On s’est installé à Palm Springs parce que c’est clairement moins cher que Los Angeles. J’avais déjà visité le coin, j’avais aimé la tranquillité, le côté chill… Avec un enfant en bas âge on trouvait que c’était pas mal : on avait de l’espace, une piscine, à un prix acceptable (la Californie est hors de prix niveau loyer) mais on est pas trop loin de LA.  Tous les voyants etaient au vert so…let’s go!

Ce que tu faisais avant de partir? Ce que tu fais maintenant?

J’étais journaliste avant, je le suis toujours aujourd’hui. Je travaille pour la même boîte, basée en Belgique. Je suis « détachée », c’est le terme.

Je ne suis pas une « femme d’expat ». Je suis une femme expatriée et j’ai plutôt un « mari d’expat », moi ! 

D’ailleurs, c’est assez marrant le cliché qui veut que c’est forcément la femme qui suit son homme ;-)Ici, c’est complètement l’inverse.
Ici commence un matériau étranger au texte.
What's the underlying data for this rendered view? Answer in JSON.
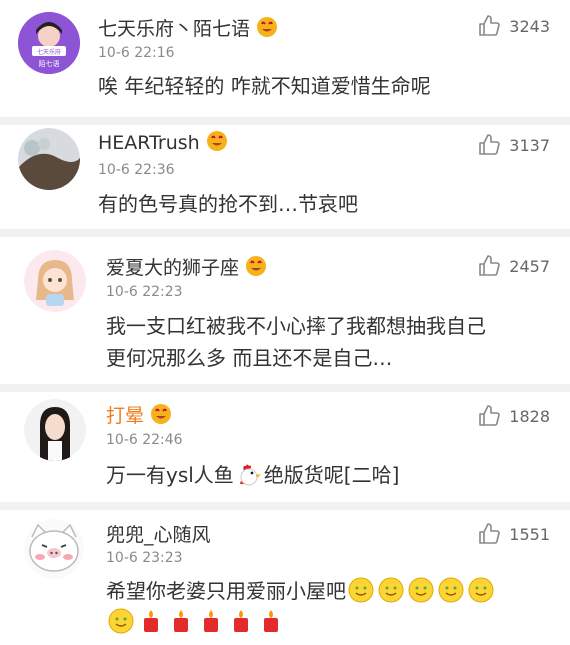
{
  "comments": [
    {
      "username": "七天乐府丶陌七语",
      "time": "10-6 22:16",
      "text": "唉 年纪轻轻的 咋就不知道爱惜生命呢",
      "likes": "3243",
      "avatar_text_top": "七天乐府",
      "avatar_text_bottom": "陌七语"
    },
    {
      "username": "HEARTrush",
      "time": "10-6 22:36",
      "text": "有的色号真的抢不到…节哀吧",
      "likes": "3137"
    },
    {
      "username": "爱夏大的狮子座",
      "time": "10-6 22:23",
      "text_line1": "我一支口红被我不小心摔了我都想抽我自己",
      "text_line2": "更何况那么多 而且还不是自己…",
      "likes": "2457"
    },
    {
      "username": "打晕",
      "time": "10-6 22:46",
      "text_before": "万一有ysl人鱼",
      "text_after": "绝版货呢[二哈]",
      "likes": "1828"
    },
    {
      "username": "兜兜_心随风",
      "time": "10-6 23:23",
      "text": "希望你老婆只用爱丽小屋吧",
      "likes": "1551"
    }
  ],
  "colors": {
    "username_orange": "#f07c1e",
    "divider": "#f1f1f1",
    "vip_badge": "#f6b21b"
  }
}
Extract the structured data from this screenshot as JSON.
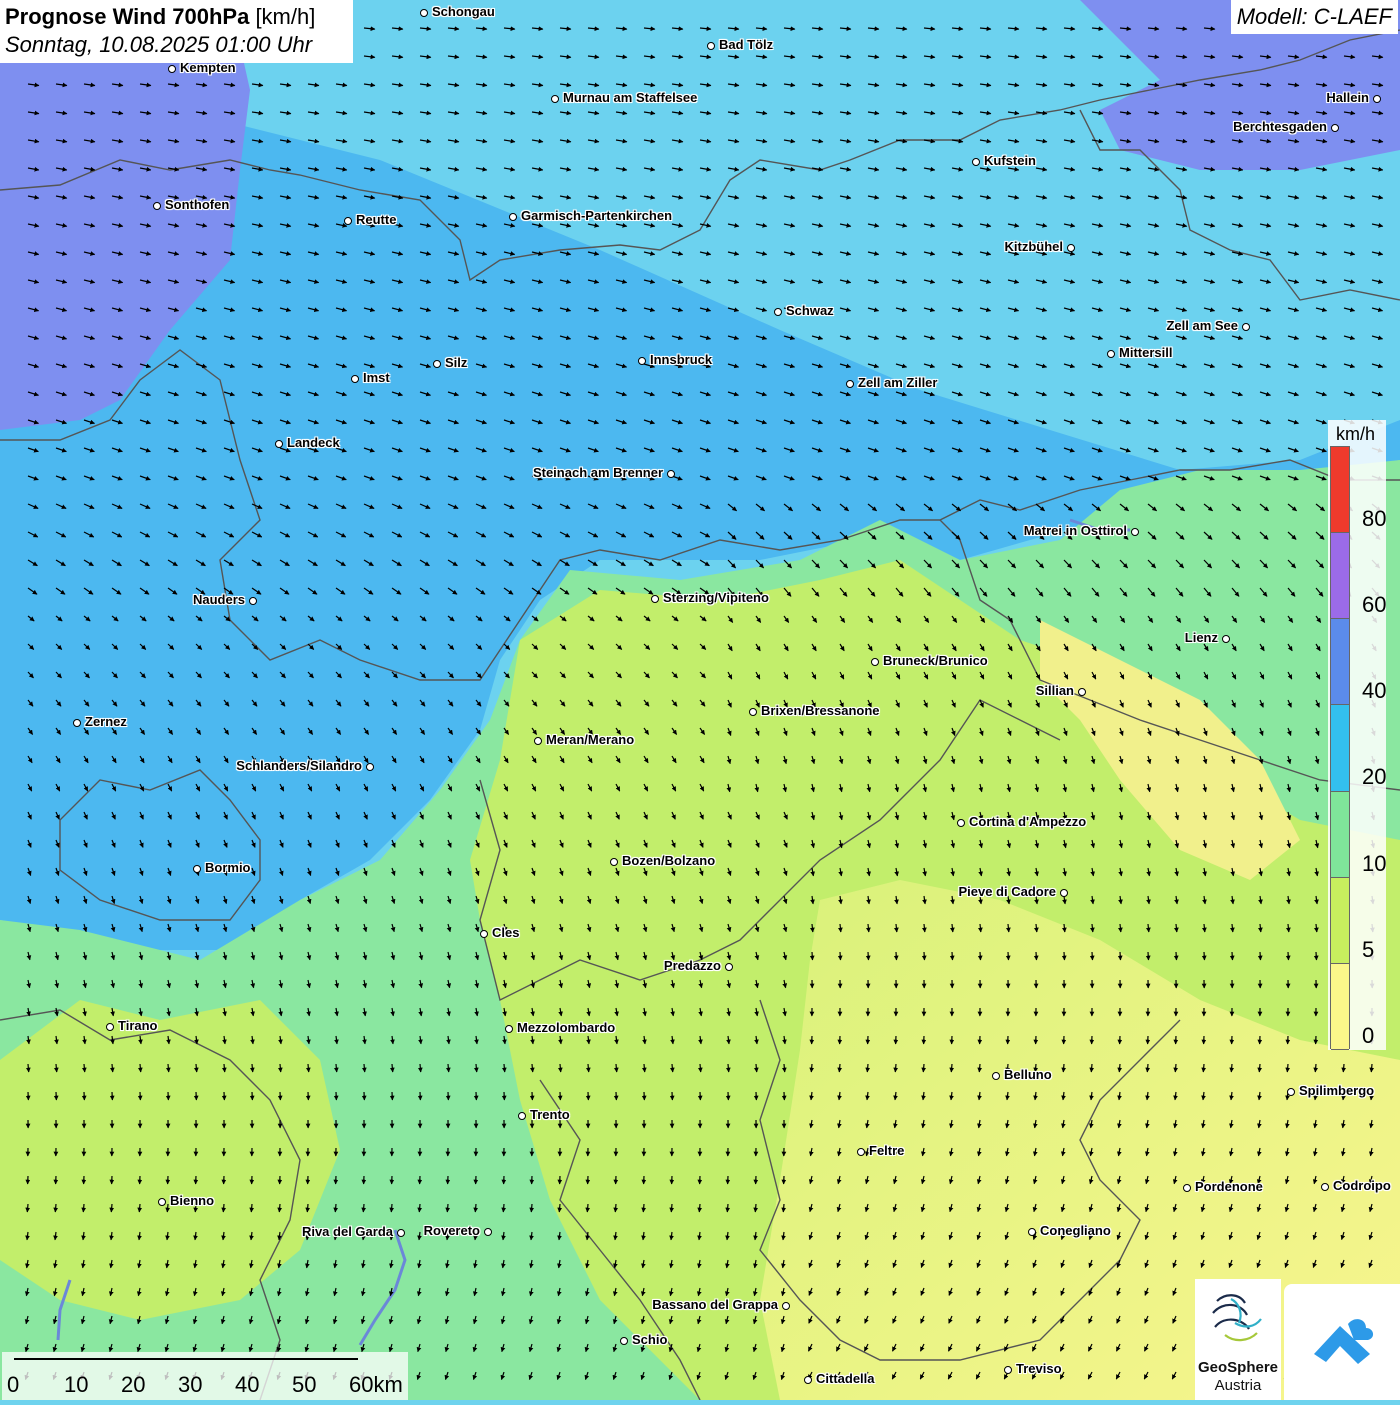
{
  "title": {
    "bold": "Prognose Wind 700hPa",
    "unit": "[km/h]",
    "datetime": "Sonntag, 10.08.2025 01:00 Uhr"
  },
  "model": "Modell: C-LAEF",
  "legend": {
    "unit": "km/h",
    "ticks": [
      "80",
      "60",
      "40",
      "20",
      "10",
      "5",
      "0"
    ],
    "colors": [
      "#ef3a2c",
      "#9b6be8",
      "#5b8bea",
      "#33c0ee",
      "#7fe59a",
      "#c7ef5e",
      "#fbf78a"
    ]
  },
  "scalebar": {
    "labels": [
      "0",
      "10",
      "20",
      "30",
      "40",
      "50",
      "60km"
    ]
  },
  "cities": [
    {
      "name": "Schongau"
    },
    {
      "name": "Bad Tölz"
    },
    {
      "name": "Kempten"
    },
    {
      "name": "Murnau am Staffelsee"
    },
    {
      "name": "Hallein"
    },
    {
      "name": "Berchtesgaden"
    },
    {
      "name": "Kufstein"
    },
    {
      "name": "Sonthofen"
    },
    {
      "name": "Reutte"
    },
    {
      "name": "Garmisch-Partenkirchen"
    },
    {
      "name": "Kitzbühel"
    },
    {
      "name": "Schwaz"
    },
    {
      "name": "Zell am See"
    },
    {
      "name": "Mittersill"
    },
    {
      "name": "Silz"
    },
    {
      "name": "Innsbruck"
    },
    {
      "name": "Imst"
    },
    {
      "name": "Zell am Ziller"
    },
    {
      "name": "Landeck"
    },
    {
      "name": "Steinach am Brenner"
    },
    {
      "name": "Matrei in Osttirol"
    },
    {
      "name": "Nauders"
    },
    {
      "name": "Sterzing/Vipiteno"
    },
    {
      "name": "Lienz"
    },
    {
      "name": "Bruneck/Brunico"
    },
    {
      "name": "Sillian"
    },
    {
      "name": "Zernez"
    },
    {
      "name": "Brixen/Bressanone"
    },
    {
      "name": "Meran/Merano"
    },
    {
      "name": "Schlanders/Silandro"
    },
    {
      "name": "Cortina d'Ampezzo"
    },
    {
      "name": "Bozen/Bolzano"
    },
    {
      "name": "Bormio"
    },
    {
      "name": "Pieve di Cadore"
    },
    {
      "name": "Cles"
    },
    {
      "name": "Predazzo"
    },
    {
      "name": "Tirano"
    },
    {
      "name": "Mezzolombardo"
    },
    {
      "name": "Belluno"
    },
    {
      "name": "Spilimbergo"
    },
    {
      "name": "Trento"
    },
    {
      "name": "Feltre"
    },
    {
      "name": "Pordenone"
    },
    {
      "name": "Codroipo"
    },
    {
      "name": "Bienno"
    },
    {
      "name": "Riva del Garda"
    },
    {
      "name": "Rovereto"
    },
    {
      "name": "Conegliano"
    },
    {
      "name": "Bassano del Grappa"
    },
    {
      "name": "Schio"
    },
    {
      "name": "Treviso"
    },
    {
      "name": "Cittadella"
    }
  ],
  "logo": {
    "line1": "GeoSphere",
    "line2": "Austria"
  }
}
Moi j’ai simplement déplacé géographiquement mes activités mais je fais le même job pour la même entreprise.

Bon après, j’ai des interviews de fou fou! Rien qu’au cours de ces dernières semaines, j’ai rencontré Brad Pitt, Leonardo DiCaprio, Tom Hanks, Jason Segel, Dakota Johnson. J’ai normalement un truc avec Will Smith très bientôt et je vais aller voir les coulisses de la création de la Reine des neiges 2. J’ai un boulot plutôt sympa!

Et ton mari alors ?
Comment a t’il fait pour rebondir et se retrouver en tant qu’homme ?

Dan a quitté son travail (il bossait dans l’art à Bruxelles), son groupe de musique (il est chanteur et guitariste) pour « me » suivre. Je n’aime pas non plus dire ça, en fait. Parce que ce n’est pas moi qui ai amené le sujet de l’expatriation sur la table. Je savais que j’en avais éventuellement la possibilité mais c’est lui qui m’a poussée à aller négocier au boulot.

C’est vraiment une décision commune mais c’est lui qui a le plus bouleversé sa vie pour que ça se mette en place.